In August, Minneapolis Mayor R.T. Rybak set a goal: 450,000 residents by 2025. Six weeks later, he raised it to 500,000. When Betsy Hodges was inaugurated in January, she again upped the ante:

“To grow our city, and make it more than great, means above all that we must grow a population where 500,000 people — no, 500,001 and more people — live and thrive in Minneapolis,” the new mayor declared.

How radical is this notion? Since Jimmy Carter’s presidency, the city’s population has oscillated in a narrow band: between 368,383 and 382,578. Between 2000 and 2010, Minneapolis actually shrunk 169 people, despite a Downtown building boom so intense the Journals created a condo development map to keep up with it.

Of course, the economy tanked and we killed the map. But now the map, the economy, and the city’s population are all back — the latter, by nearly 10,000 people between 2010 and 2012, says the Met Council. In two years, the city added 3,000 households — equal to the number added between 1980’s low point and 2010.

As a guy who moved here in 1981, it’s hard not to be swept up in mayoral rhetoric. There’s a whole lot of pride here, and not a small amount of vanity: people moving here ratifies our taste. More importantly, as Hodges and others argue, a denser city means better transit, more customers for local businesses, and more taxpayers to shoulder Minneapolis’s fixed costs.

So why does all this rah-rah make me nervous?

One reason is sheer pace, which is break-neck. Minneapolis would add 108,000 residents in 11 years, double the rate of even the two most recent fast-growth years. And that assumes no recessions.

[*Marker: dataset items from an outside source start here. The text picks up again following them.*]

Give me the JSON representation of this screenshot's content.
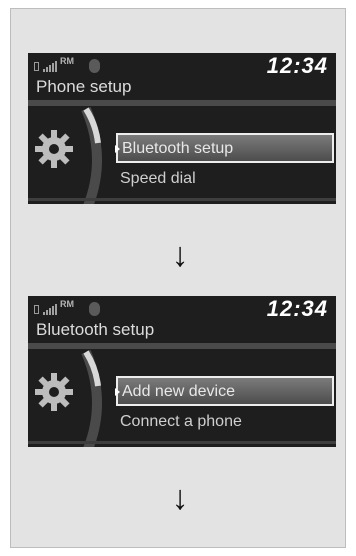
{
  "screens": [
    {
      "status": {
        "roaming": "RM",
        "battery_icon": "battery-icon",
        "signal_icon": "signal-icon",
        "bluetooth_icon": "bluetooth-icon"
      },
      "clock": "12:34",
      "title": "Phone setup",
      "items": [
        {
          "label": "Bluetooth setup",
          "selected": true
        },
        {
          "label": "Speed dial",
          "selected": false
        }
      ]
    },
    {
      "status": {
        "roaming": "RM",
        "battery_icon": "battery-icon",
        "signal_icon": "signal-icon",
        "bluetooth_icon": "bluetooth-icon"
      },
      "clock": "12:34",
      "title": "Bluetooth setup",
      "items": [
        {
          "label": "Add new device",
          "selected": true
        },
        {
          "label": "Connect a phone",
          "selected": false
        }
      ]
    }
  ],
  "arrows": [
    "↓",
    "↓"
  ],
  "colors": {
    "screen_bg": "#1e1e1e",
    "frame_bg": "#e3e3e3",
    "highlight": "#ededed"
  }
}
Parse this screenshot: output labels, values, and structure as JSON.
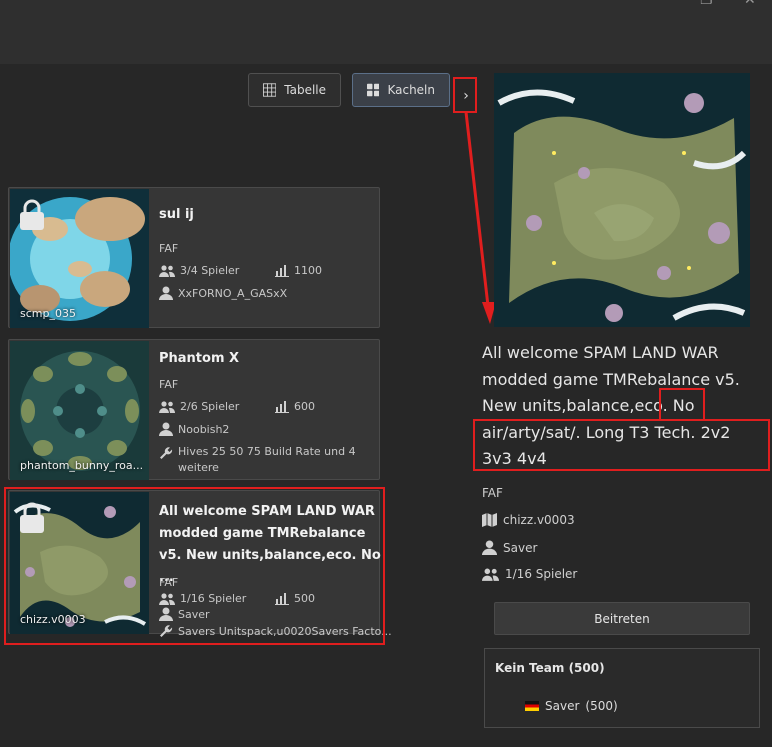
{
  "view": {
    "table_label": "Tabelle",
    "tiles_label": "Kacheln",
    "collapse_glyph": "›"
  },
  "games": [
    {
      "title": "sul ij",
      "featured_mod": "FAF",
      "players": "3/4 Spieler",
      "rating": "1100",
      "host": "XxFORNO_A_GASxX",
      "map": "scmp_035",
      "locked": true
    },
    {
      "title": "Phantom X",
      "featured_mod": "FAF",
      "players": "2/6 Spieler",
      "rating": "600",
      "host": "Noobish2",
      "mods": "Hives 25 50 75 Build Rate und 4 weitere",
      "map": "phantom_bunny_roa...",
      "locked": false
    },
    {
      "title": "All welcome SPAM LAND WAR modded game TMRebalance v5. New units,balance,eco. No ...",
      "featured_mod": "FAF",
      "players": "1/16 Spieler",
      "rating": "500",
      "host": "Saver",
      "mods": "Savers Unitspack,u0020Savers Facto...",
      "map": "chizz.v0003",
      "locked": true
    }
  ],
  "details": {
    "description": "All welcome SPAM LAND WAR modded game TMRebalance v5. New units,balance,eco. No air/arty/sat/. Long T3 Tech. 2v2 3v3 4v4",
    "featured_mod": "FAF",
    "map": "chizz.v0003",
    "host": "Saver",
    "players": "1/16 Spieler",
    "join_label": "Beitreten",
    "team": {
      "name": "Kein Team (500)",
      "player_name": "Saver",
      "player_rating": "(500)",
      "flag": "germany-flag"
    }
  },
  "icons": {
    "table": "grid-icon",
    "tiles": "tiles-icon",
    "players": "people-icon",
    "rating": "bar-chart-icon",
    "host": "person-icon",
    "mods": "wrench-icon",
    "map": "map-icon",
    "lock": "lock-icon"
  },
  "colors": {
    "highlight_red": "#e01e1e",
    "active_button": "#3b4048"
  }
}
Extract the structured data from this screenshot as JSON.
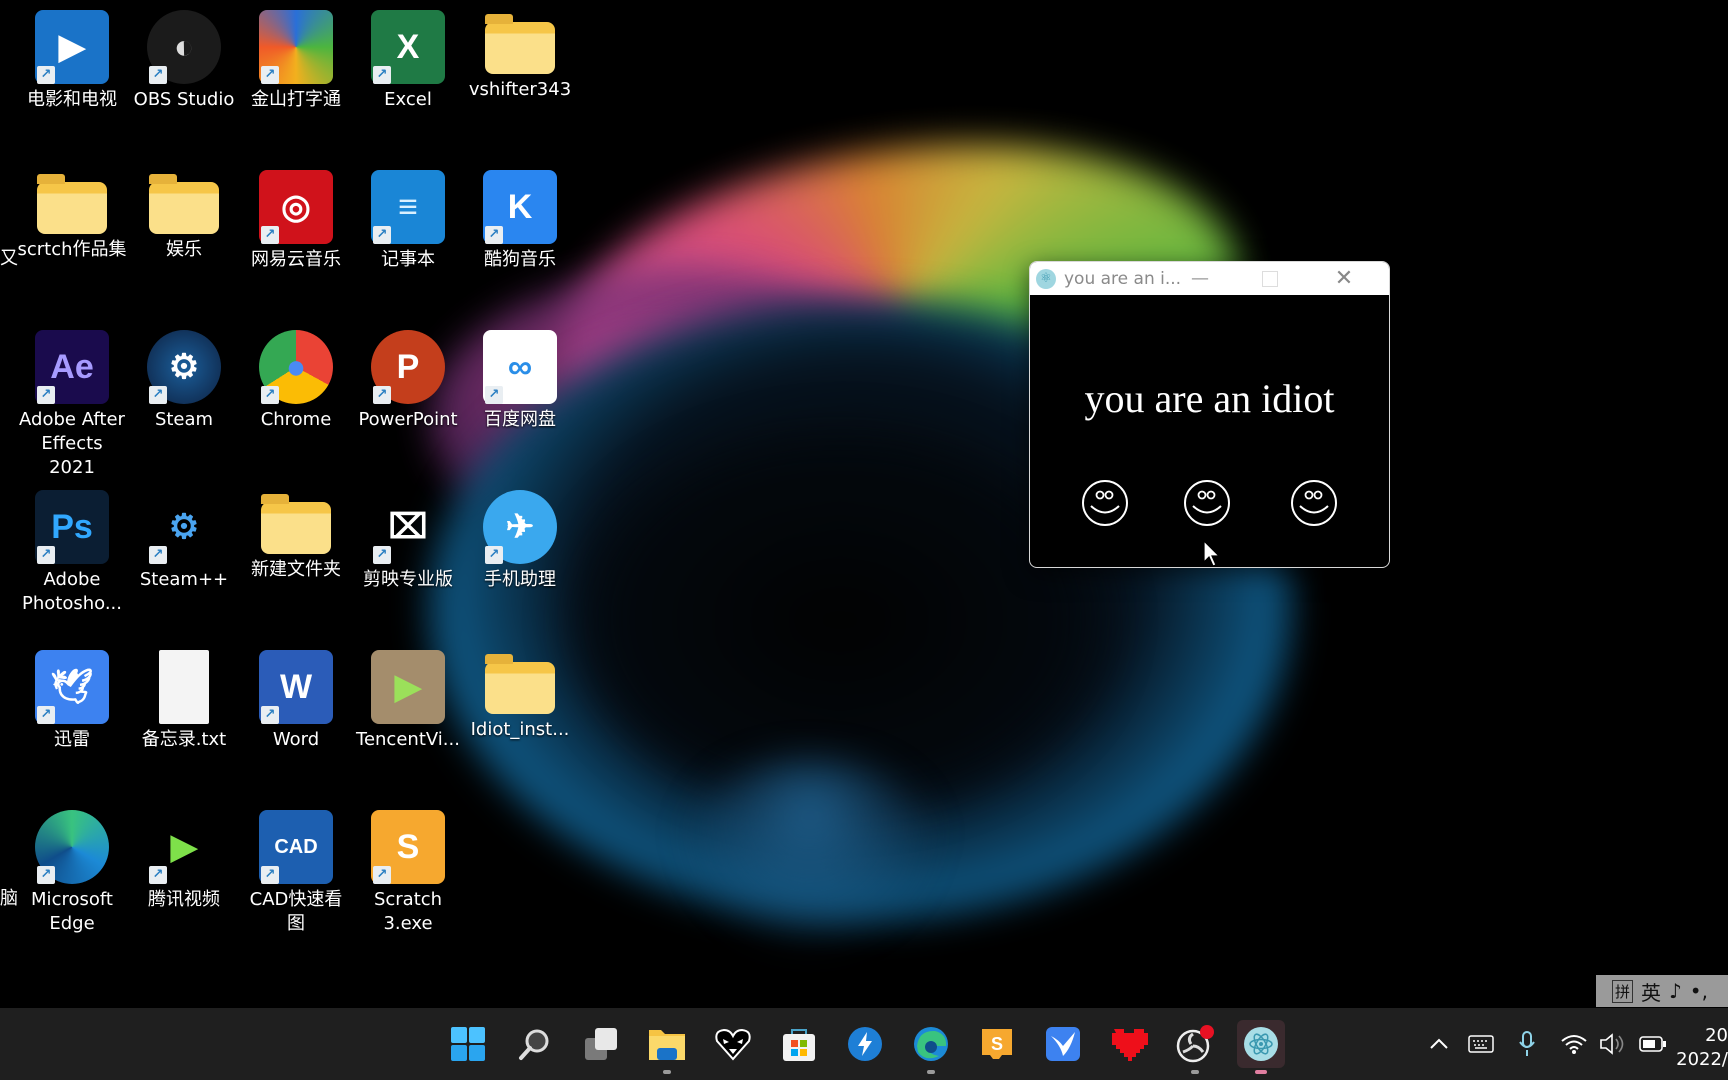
{
  "desktop": {
    "icons": [
      {
        "label": "电影和电视",
        "icon": "movies-tv-icon",
        "shortcut": true
      },
      {
        "label": "OBS Studio",
        "icon": "obs-icon",
        "shortcut": true
      },
      {
        "label": "金山打字通",
        "icon": "jinshan-typing-icon",
        "shortcut": true
      },
      {
        "label": "Excel",
        "icon": "excel-icon",
        "shortcut": true
      },
      {
        "label": "vshifter343",
        "icon": "folder-icon",
        "shortcut": false
      },
      {
        "label": "scrtch作品集",
        "icon": "folder-icon",
        "shortcut": false
      },
      {
        "label": "娱乐",
        "icon": "folder-icon",
        "shortcut": false
      },
      {
        "label": "网易云音乐",
        "icon": "netease-music-icon",
        "shortcut": true
      },
      {
        "label": "记事本",
        "icon": "notepad-icon",
        "shortcut": true
      },
      {
        "label": "酷狗音乐",
        "icon": "kugou-icon",
        "shortcut": true
      },
      {
        "label": "Adobe After\nEffects 2021",
        "icon": "after-effects-icon",
        "shortcut": true
      },
      {
        "label": "Steam",
        "icon": "steam-icon",
        "shortcut": true
      },
      {
        "label": "Chrome",
        "icon": "chrome-icon",
        "shortcut": true
      },
      {
        "label": "PowerPoint",
        "icon": "powerpoint-icon",
        "shortcut": true
      },
      {
        "label": "百度网盘",
        "icon": "baidu-netdisk-icon",
        "shortcut": true
      },
      {
        "label": "Adobe\nPhotosho...",
        "icon": "photoshop-icon",
        "shortcut": true
      },
      {
        "label": "Steam++",
        "icon": "steam-plus-icon",
        "shortcut": true
      },
      {
        "label": "新建文件夹",
        "icon": "folder-icon",
        "shortcut": false
      },
      {
        "label": "剪映专业版",
        "icon": "capcut-icon",
        "shortcut": true
      },
      {
        "label": "手机助理",
        "icon": "phone-assistant-icon",
        "shortcut": true
      },
      {
        "label": "迅雷",
        "icon": "xunlei-icon",
        "shortcut": true
      },
      {
        "label": "备忘录.txt",
        "icon": "text-file-icon",
        "shortcut": false
      },
      {
        "label": "Word",
        "icon": "word-icon",
        "shortcut": true
      },
      {
        "label": "TencentVi...",
        "icon": "tencent-video-installer-icon",
        "shortcut": false
      },
      {
        "label": "Idiot_inst...",
        "icon": "folder-icon",
        "shortcut": false
      },
      {
        "label": "Microsoft\nEdge",
        "icon": "edge-icon",
        "shortcut": true
      },
      {
        "label": "腾讯视频",
        "icon": "tencent-video-icon",
        "shortcut": true
      },
      {
        "label": "CAD快速看\n图",
        "icon": "cad-viewer-icon",
        "shortcut": true
      },
      {
        "label": "Scratch\n3.exe",
        "icon": "scratch-icon",
        "shortcut": true
      }
    ],
    "cut_labels": [
      "又",
      "脑"
    ]
  },
  "window": {
    "title": "you are an i...",
    "message": "you are an idiot",
    "smiley_count": 3
  },
  "ime": {
    "mode1": "拼",
    "mode2": "英",
    "mode3": "♪",
    "mode4": "•,"
  },
  "taskbar": {
    "items": [
      {
        "name": "start-button",
        "icon": "windows-start-icon"
      },
      {
        "name": "search-button",
        "icon": "search-icon"
      },
      {
        "name": "task-view-button",
        "icon": "task-view-icon"
      },
      {
        "name": "file-explorer-button",
        "icon": "folder-icon",
        "running": true
      },
      {
        "name": "heart-mask-app-button",
        "icon": "heart-mask-icon"
      },
      {
        "name": "microsoft-store-button",
        "icon": "store-icon"
      },
      {
        "name": "thunder-app-button",
        "icon": "lightning-icon"
      },
      {
        "name": "edge-button",
        "icon": "edge-icon",
        "running": true
      },
      {
        "name": "scratch-button",
        "icon": "scratch-icon"
      },
      {
        "name": "xunlei-button",
        "icon": "xunlei-icon"
      },
      {
        "name": "red-heart-app-button",
        "icon": "red-heart-icon"
      },
      {
        "name": "obs-button",
        "icon": "obs-icon",
        "running": true,
        "badge": true
      },
      {
        "name": "electron-app-button",
        "icon": "electron-icon",
        "running": true,
        "active": true
      }
    ],
    "tray": {
      "chevron": "^",
      "clock_line1": "20",
      "clock_line2": "2022/"
    }
  },
  "colors": {
    "taskbar_bg": "#1f1f1f",
    "window_titlebar": "#ffffff",
    "window_body": "#000000",
    "active_indicator": "#e07ea0",
    "obs_badge": "#e81123"
  }
}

Yes, Minneapolis had 500,000 people in 1950, but that was when family size was much bigger. Met Council forecaster Todd Graham sees our current household average (2.22 people) as stable. This means the city will need nearly 50,000 new housing units. That means a *third* of Minneapolis’s housing would be new by 2025.

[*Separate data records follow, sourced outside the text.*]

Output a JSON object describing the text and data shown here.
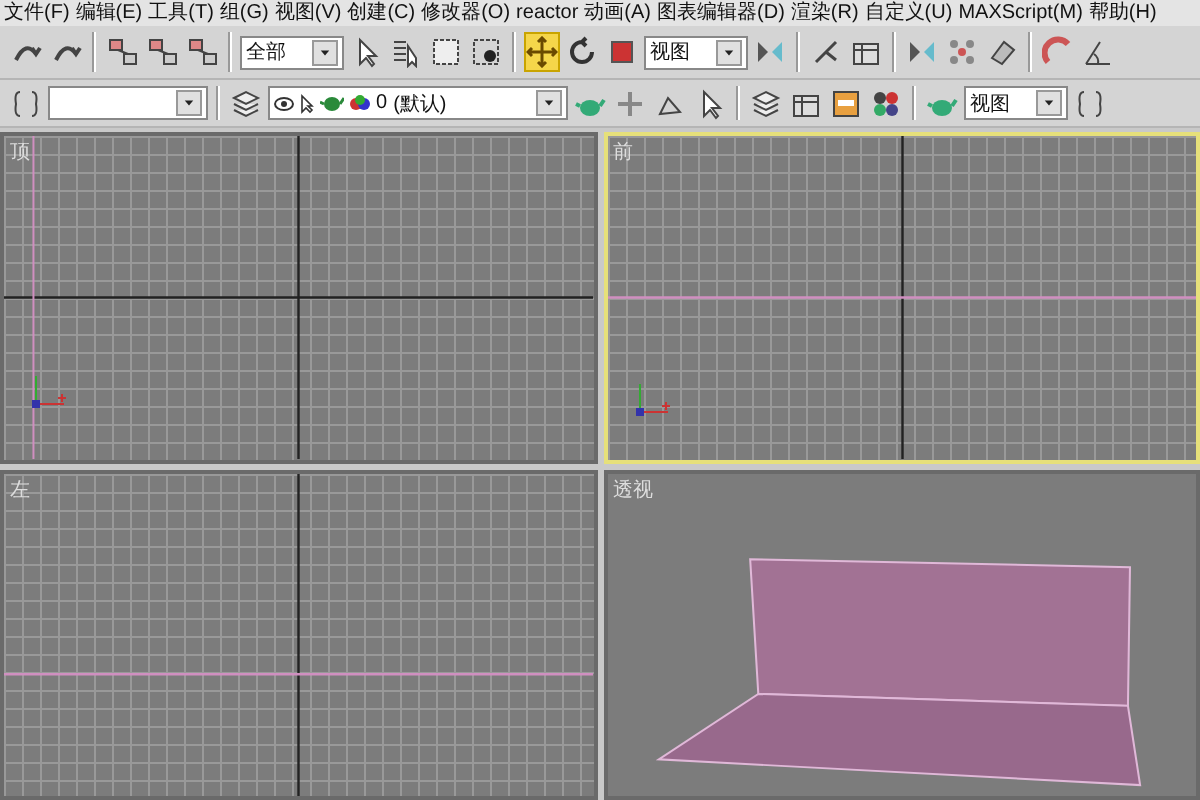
{
  "menu_bar": [
    "文件(F)",
    "编辑(E)",
    "工具(T)",
    "组(G)",
    "视图(V)",
    "创建(C)",
    "修改器(O)",
    "reactor",
    "动画(A)",
    "图表编辑器(D)",
    "渲染(R)",
    "自定义(U)",
    "MAXScript(M)",
    "帮助(H)"
  ],
  "main_toolbar": [
    {
      "kind": "tool",
      "selected": false
    },
    {
      "kind": "tool",
      "selected": false
    },
    {
      "kind": "separator"
    },
    {
      "kind": "tool",
      "selected": false
    },
    {
      "kind": "tool",
      "selected": false
    },
    {
      "kind": "tool",
      "selected": false
    },
    {
      "kind": "separator"
    },
    {
      "kind": "dropdown",
      "value": "全部"
    },
    {
      "kind": "tool",
      "selected": false
    },
    {
      "kind": "tool",
      "selected": false
    },
    {
      "kind": "tool",
      "selected": false
    },
    {
      "kind": "tool",
      "selected": false
    },
    {
      "kind": "separator"
    },
    {
      "kind": "tool",
      "selected": true
    },
    {
      "kind": "tool",
      "selected": false
    },
    {
      "kind": "tool",
      "selected": false
    },
    {
      "kind": "dropdown",
      "value": "视图"
    },
    {
      "kind": "tool",
      "selected": false
    },
    {
      "kind": "separator"
    },
    {
      "kind": "tool",
      "selected": false
    },
    {
      "kind": "tool",
      "selected": false
    },
    {
      "kind": "separator"
    },
    {
      "kind": "tool",
      "selected": false
    },
    {
      "kind": "tool",
      "selected": false
    },
    {
      "kind": "tool",
      "selected": false
    },
    {
      "kind": "separator"
    },
    {
      "kind": "tool",
      "selected": false
    },
    {
      "kind": "tool",
      "selected": false
    }
  ],
  "secondary_toolbar": [
    {
      "kind": "tool",
      "selected": false
    },
    {
      "kind": "dropdown"
    },
    {
      "kind": "separator"
    },
    {
      "kind": "tool",
      "selected": false
    },
    {
      "kind": "layer_dropdown",
      "layer": "0",
      "value": "(默认)"
    },
    {
      "kind": "tool",
      "selected": false
    },
    {
      "kind": "tool",
      "selected": false
    },
    {
      "kind": "tool",
      "selected": false
    },
    {
      "kind": "tool",
      "selected": false
    },
    {
      "kind": "separator"
    },
    {
      "kind": "tool",
      "selected": false
    },
    {
      "kind": "tool",
      "selected": false
    },
    {
      "kind": "tool",
      "selected": false
    },
    {
      "kind": "tool",
      "selected": false
    },
    {
      "kind": "separator"
    },
    {
      "kind": "tool",
      "selected": false
    },
    {
      "kind": "dropdown",
      "value": "视图"
    },
    {
      "kind": "tool",
      "selected": false
    }
  ],
  "viewports": [
    {
      "label": "顶",
      "kind": "ortho",
      "selected": false,
      "gizmo": true
    },
    {
      "label": "前",
      "kind": "ortho",
      "selected": true,
      "gizmo": true
    },
    {
      "label": "左",
      "kind": "ortho",
      "selected": false,
      "gizmo": false
    },
    {
      "label": "透视",
      "kind": "perspective",
      "selected": false,
      "gizmo": false
    }
  ]
}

“I find it hard to believe that something like that would happen,” says Ed Goetz, who heads up the Center for Urban and Regional Affairs at the University of Minnesota. “That’s a tremendous growth rate, one that boom cities in the best of times would be glad to have. And not just boom cities in the best of times, but boom cities that are young. The figures [the mayors are using] are completely unreasonable.”

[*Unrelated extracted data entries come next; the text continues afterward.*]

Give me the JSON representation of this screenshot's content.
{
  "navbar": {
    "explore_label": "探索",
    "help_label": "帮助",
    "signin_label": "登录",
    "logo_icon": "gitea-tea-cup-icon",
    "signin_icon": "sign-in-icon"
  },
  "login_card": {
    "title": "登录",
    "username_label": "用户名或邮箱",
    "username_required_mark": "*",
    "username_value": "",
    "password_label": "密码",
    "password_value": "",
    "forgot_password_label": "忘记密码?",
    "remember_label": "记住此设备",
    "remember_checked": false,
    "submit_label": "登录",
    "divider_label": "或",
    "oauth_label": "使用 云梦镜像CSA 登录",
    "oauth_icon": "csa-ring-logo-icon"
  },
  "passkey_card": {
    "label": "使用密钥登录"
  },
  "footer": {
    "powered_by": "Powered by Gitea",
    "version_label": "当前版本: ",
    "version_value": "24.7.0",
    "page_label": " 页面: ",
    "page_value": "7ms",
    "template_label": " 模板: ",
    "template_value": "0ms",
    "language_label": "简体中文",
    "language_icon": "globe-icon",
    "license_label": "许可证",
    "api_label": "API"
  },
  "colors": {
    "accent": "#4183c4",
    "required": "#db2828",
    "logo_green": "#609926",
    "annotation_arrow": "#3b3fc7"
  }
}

Now, 500,000 may be, as they say in the corporate world, a “stretch goal,” more marketing than policy. When I chatted with Mayor Hodges in late January, she first said she could leave the 2025 target “a little more open-ended,” but concluded (a bit impishly), “shooting for 2025 — at the end of my third term — is fine.”

It is perhaps unwise to doubt a candidate who ran under the banner of “Wonder Woman.” In her actions, Hodges has not been an ideologue; she supported a smaller-but-still-denser “Linden Corner” project. Still, if “500,000” becomes more policy than cheerleading, it would shift power toward land-sellers and developers.

Like the mayor, city planners have high hopes for options that minimize the “height wars” consuming places like Linden Hills and Dinkytown: reducing lot-size minimums and shared lawns like Nye’s neighbor Lourdes Square; detached housing above garages and on alleys (Google “Vancouver laneways”); and development in current dead zones like around the proposed Van White Southwest LRT station.

But the city has fewer fiscal tools to spread development; historic growth goals and tax-base lust increases the temptation to approve towers where the market is boiling. Hitting 500K so fast would cement today’s construction styles/placement as indelibly as Minneapolis’s early 20th-century bungalow boom. Timeless diversification or brick-and-mortar leisure suit?

As the pom-poms wave, less is said about the tax ledger’s other side: expenses. Urbanists predict transit will follow development, but there are no guarantees slower-moving public dollars will follow private ones. In Uptown, where pals complain transit is more crowded and less convenient, mobility’s growth linkage remains more hope than holistic.

Perhaps high demand and unstoppable growth will diversify Minneapolis schools — or lead to an expensive buildout/mothball cycle we’ve seen in past decades. Likewise, the Park Board is grappling with how to pay operating costs for a “gift” Downtown park — evidence that after the splashy unveiling comes decades of upkeep, often competing with existing, underfunded facilities.

These are undoubtedly exciting times; compared to post-war urban flight, growth looks like a very nice problem to have. But city history is replete with errors of development enthusiasm — New Town In Town; Nicollet & Lake closure; The Conservatory and Block E. I’m on Team Urbanism, but I don’t think it’s immune from hubris.